On August 21, 2008 MPP and Minister for Community Safety and Correctional Services Rick Bartolucci met with a diverse group of over 70 people in the City of Greater Sudbury in an open forum organized by the Social Planning Council of Sudbury in order to receive community input into the Liberal Government’s plans for a poverty reduction strategy. Sudbury was included in the communities visited by Minister Deb Mathews in her cross provincial consultation process; however there were many in the community who wanted further opportunity for input. Minister Bartolucci had not been available when Mathews visited Sudbury and was pleased to make himself available for this session.
Janet Gasparini of the Social Planning Council of Sudbury provided an overview of the provincial and local strategies to reduce poverty and the work that had been done to date. The floor was then opened and individuals were invited to present their views.
The presenters represented a broad and diverse group of community members. The list included an individual living on ODSP, a municipal politician, anti-poverty activists, a college president, front line workers from social service agencies, a political science professor, the local and Canadian Labour Councils, candidates preparing for a federal election and staff from the Sudbury & District Health Unit. The audience members who choose not to speak were equally as diverse and all expressed a great deal of appreciation for the opportunity to meet, speak and learn more.
Ideas and issues expressed included:
- Concerns in regards to the impact of poverty on seniors
- Support for the Liberal plan with encouragement to enhance the skills strategy to include concentration on employability
- The need for a Poverty Reduction Chapter in the Northern Growth Plan
- The impact that not addressing learning disabilities has on lost productivity and poverty
- 1 in 10 students has a learning disability
- 35% of students identified with learning disabilities don’t finish school
- 62% of students identified with learning disabilities were unemployed after graduation
- The federal Liberal party has committed to a 30/50 plan for poverty reduction – 30% reduction in poverty levels with 50% of children out of poverty in 5 years in Canada
- We need to eliminate poverty – not reduce it – We need a 40% increase to OW and ODSP rates now!

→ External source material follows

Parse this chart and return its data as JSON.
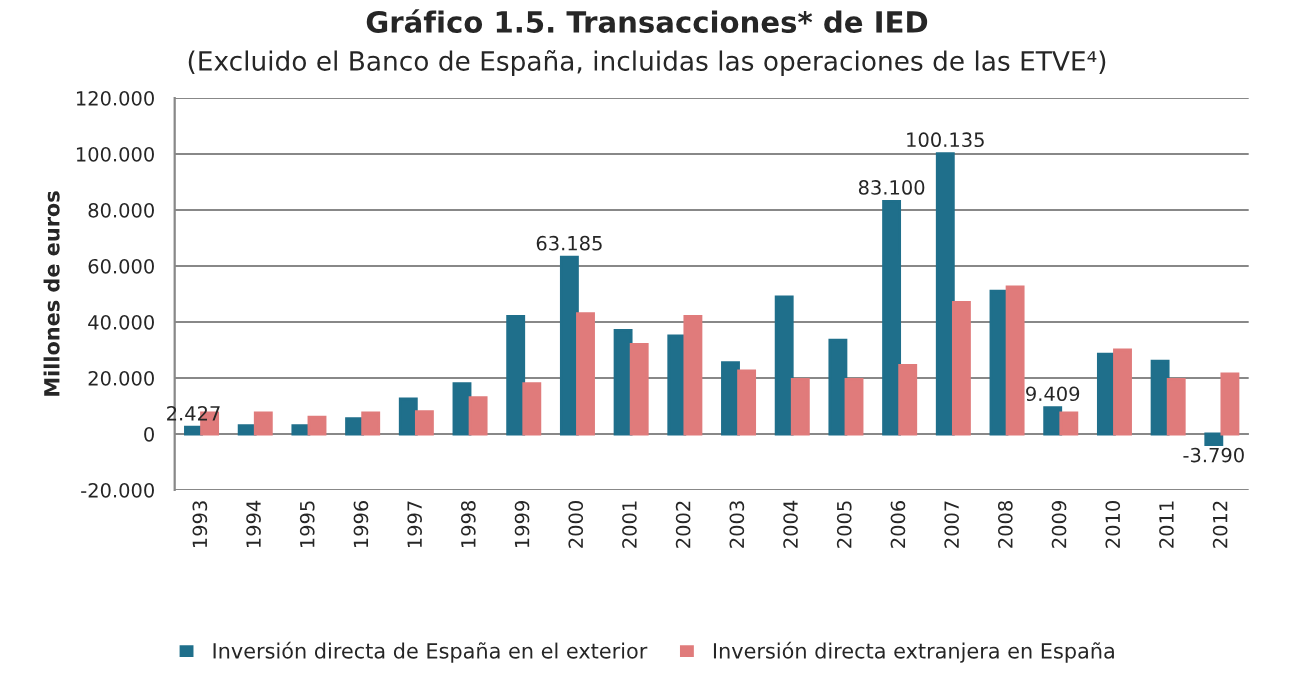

- Effective labour market strategies are key to poverty reduction including better wage subsidies and supports, full grants for training, effective unemployment insurance benefits
- Nordic model spends more on labour market policy and programs – has lower unemployment, lower levels of poverty, strong economy
- Must ensure that we have good jobs
- Increases in non-standard work is of concern
- Card certification for unionization must be reinstated
- National child care must be addressed
- Gender gap in wage differential must be addressed
- Improvement to the Employment Standards act to include all workers
- Supports are needed for children in the 8 to 11 year range including after school programs
- Supports for teen mothers are required
- While the government investment in school nutrition programs is good there is still a need for more
- Income is the best predictor of health outcomes – those with the most money have the best health and vice versa – we must address poverty as a social determinant of health
- Babies born to low income families have higher mortality rates
- Must ensure that policies that are enacted are inclusive – i.e. RESP’s for children in CAS care – good policy but excluded all current 7 to 18 year olds in care
- Children must continue to receive support from CAS post 18 years
- Mismatched programs between various levels of government is a huge waste of time
- Contributing takes many forms and should not just be considered making money
- Poverty reduction will take providing access to housing – a full spectrum of housing, increasing ODSP and OW, providing access to education and training, providing access to primary health care
Minister Bartolucci concluded by thanking everyone for coming and indicating how much he appreciated receiving the input. He reiterated that the government had not pre-determined the outcome of the consultation process and that input was very important. He agreed that labour market strategies were key and that those strategies had to be integrated in the education system as well as the workplace. He believed that we had to create a plan that matched what people actually needed and that while the Liberal government had made efforts to reduce poverty there was still more to be done.
The session concluded with thanks to all from the SPCS and a clear invitation to stay engaged. The week of October 13 – 17 will focus on cross provincial activities to support the strategy development and Sudbury will be involved.